Insurers urge IC to reconsider capitalization rules

(The Philippine Star) - January 25, 2021 - 12:00am

MANILA, Philippines — Life and non-life insurers are urging the government to once again consider foregoing the next and final tranche of increase in the industry’s capital requirement by the end of 2022.

In an e-mail to The STAR, Philippine Insurers and Reinsurers Association (PIRA) chairman Allan Santos said the umbrella group for general insurers was coordinating with its counterpart in the life insurance industry to tackle the matter with regulators.

“At this stage, PIRA is in discussions with the Philippine Life Insurance Association (PLIA) to come up with a common position on the issue as to jointly push for the reform,” Santos said.

PLIA president Benedict Sison, in a separate e-mail, said both industry groups are planning to approach this concern jointly to deliver a stronger message to regulators on behalf of vulnerable industry players.

Earlier, Insurance Commissioner Dennis Funa said regulators had already scrapped the proposal to stop the hike in capital requirement under the Insurance Code. The law states that existing insurers must have a net worth of at least P1.3 billion by Dec. 31, 2022, a P400 million increase from the end-2019 requirement of P900 million.

However, PIRA maintained that increasing the net worth requirement was unnecessary, as it could end up hindering competition within the industry and increase the cost of insurance in the country.

Santos said pushing through with the hike would also make the Philippines’ capitalization requirement the highest in the ASEAN region.

“Risk-based capital requirements and regulations have already been put in place by the Insurance Commission and we believe that such regulatory framework, together with the current minimum capital requirements, will be sufficient to protect the solvency of non-life insurance companies and the interests of the insuring public that the insurance companies will be there and able to pay their claims when they become due,” Santos said.

Sison, for his part, also said that some insurance companies may have difficulties in expanding their net worth given the impact of the coronavirus pandemic.

“The prevailing operating difficulties associated with the pandemic has impacted net worth progression plans of some companies to the end-state level in 2022,” he said.

According to the latest data from the IC, the local insurance industry’s total premium income in the first half of 2020 declined by 4.1 percent to P136.09 billion from   P141.91 billion   in the same period  in 2019.
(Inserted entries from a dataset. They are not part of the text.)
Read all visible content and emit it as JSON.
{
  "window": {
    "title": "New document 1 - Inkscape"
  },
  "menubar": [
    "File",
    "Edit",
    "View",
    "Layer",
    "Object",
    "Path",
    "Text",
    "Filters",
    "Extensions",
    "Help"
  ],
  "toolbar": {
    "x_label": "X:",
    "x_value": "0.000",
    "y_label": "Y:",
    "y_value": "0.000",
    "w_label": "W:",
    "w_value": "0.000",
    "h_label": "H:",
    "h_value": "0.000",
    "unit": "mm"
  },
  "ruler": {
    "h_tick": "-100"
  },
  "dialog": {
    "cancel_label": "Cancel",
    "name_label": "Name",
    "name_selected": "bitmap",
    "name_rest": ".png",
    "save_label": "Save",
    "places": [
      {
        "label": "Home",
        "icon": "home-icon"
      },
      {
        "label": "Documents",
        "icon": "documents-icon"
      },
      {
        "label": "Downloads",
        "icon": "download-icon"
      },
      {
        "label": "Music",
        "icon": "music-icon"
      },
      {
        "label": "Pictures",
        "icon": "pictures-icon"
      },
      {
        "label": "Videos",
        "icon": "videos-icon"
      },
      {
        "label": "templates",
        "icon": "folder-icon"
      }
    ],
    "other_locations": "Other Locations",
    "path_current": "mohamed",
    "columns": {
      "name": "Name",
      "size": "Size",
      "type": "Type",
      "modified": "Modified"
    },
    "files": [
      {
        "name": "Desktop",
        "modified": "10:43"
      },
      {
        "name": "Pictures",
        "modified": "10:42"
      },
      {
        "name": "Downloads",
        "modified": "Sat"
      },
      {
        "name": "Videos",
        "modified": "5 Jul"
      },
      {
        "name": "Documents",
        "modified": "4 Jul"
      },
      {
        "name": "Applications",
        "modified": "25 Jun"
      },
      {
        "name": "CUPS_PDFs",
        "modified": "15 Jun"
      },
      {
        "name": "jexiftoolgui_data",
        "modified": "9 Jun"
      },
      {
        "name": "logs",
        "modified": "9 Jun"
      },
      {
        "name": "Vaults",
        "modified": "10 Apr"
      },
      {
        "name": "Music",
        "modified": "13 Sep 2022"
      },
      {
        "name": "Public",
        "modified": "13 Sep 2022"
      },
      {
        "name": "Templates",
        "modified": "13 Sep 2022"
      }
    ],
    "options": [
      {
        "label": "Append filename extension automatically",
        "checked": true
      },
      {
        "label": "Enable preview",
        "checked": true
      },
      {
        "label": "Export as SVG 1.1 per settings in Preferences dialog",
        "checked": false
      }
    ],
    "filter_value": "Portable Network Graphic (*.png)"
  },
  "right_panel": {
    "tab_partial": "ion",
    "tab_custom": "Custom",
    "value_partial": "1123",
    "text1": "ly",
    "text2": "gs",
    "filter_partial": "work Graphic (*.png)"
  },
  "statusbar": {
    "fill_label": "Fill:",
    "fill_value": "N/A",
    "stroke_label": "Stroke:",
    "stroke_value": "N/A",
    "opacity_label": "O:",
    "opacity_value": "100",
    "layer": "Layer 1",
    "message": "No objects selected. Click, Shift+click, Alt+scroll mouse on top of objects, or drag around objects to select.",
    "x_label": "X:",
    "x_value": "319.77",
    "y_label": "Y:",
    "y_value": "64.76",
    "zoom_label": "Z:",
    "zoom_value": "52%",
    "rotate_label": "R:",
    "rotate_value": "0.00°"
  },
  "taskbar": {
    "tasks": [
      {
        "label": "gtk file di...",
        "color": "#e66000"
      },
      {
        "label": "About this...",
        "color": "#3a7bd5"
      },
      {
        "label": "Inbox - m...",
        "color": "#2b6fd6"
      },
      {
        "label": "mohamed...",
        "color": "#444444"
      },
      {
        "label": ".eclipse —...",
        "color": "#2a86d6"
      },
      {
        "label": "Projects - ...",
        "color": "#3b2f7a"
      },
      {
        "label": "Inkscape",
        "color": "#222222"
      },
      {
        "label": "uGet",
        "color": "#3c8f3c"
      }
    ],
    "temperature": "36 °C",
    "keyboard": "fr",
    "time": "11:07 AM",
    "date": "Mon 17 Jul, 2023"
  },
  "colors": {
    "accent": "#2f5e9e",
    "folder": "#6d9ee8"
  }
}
On the other hand, total paid-up capital rose by 10.78 percent to P25.13 billion in the first half of 2020 from P22.69 billion in the same period in 2019, while net worth jumped to P102.44 billion from P87.92 billion.

Sison said the life insurance industry may see some degree of recovery in the second half of 2021 owing to the various regulatory relief measures implemented by the IC.

“This 2021 may signal signs of further industry recovery. The IC has allowed digital selling as a permanent sales process that addresses limitations on face-to-face selling. Imminent for launching is the IC’s digital agent examination facility that will remove constraints in agent licensing under the prevailing community quarantine,” he said.

The PLIA president said the expected recovery of the Philippine economy would also be conducive for the sales of variable unit-linked products, allowing insurers to improve their premium generation.

Non-life insurers are likewise bullish on their recovery prospects for this year as they expect an increase in demand amid the economic rebound.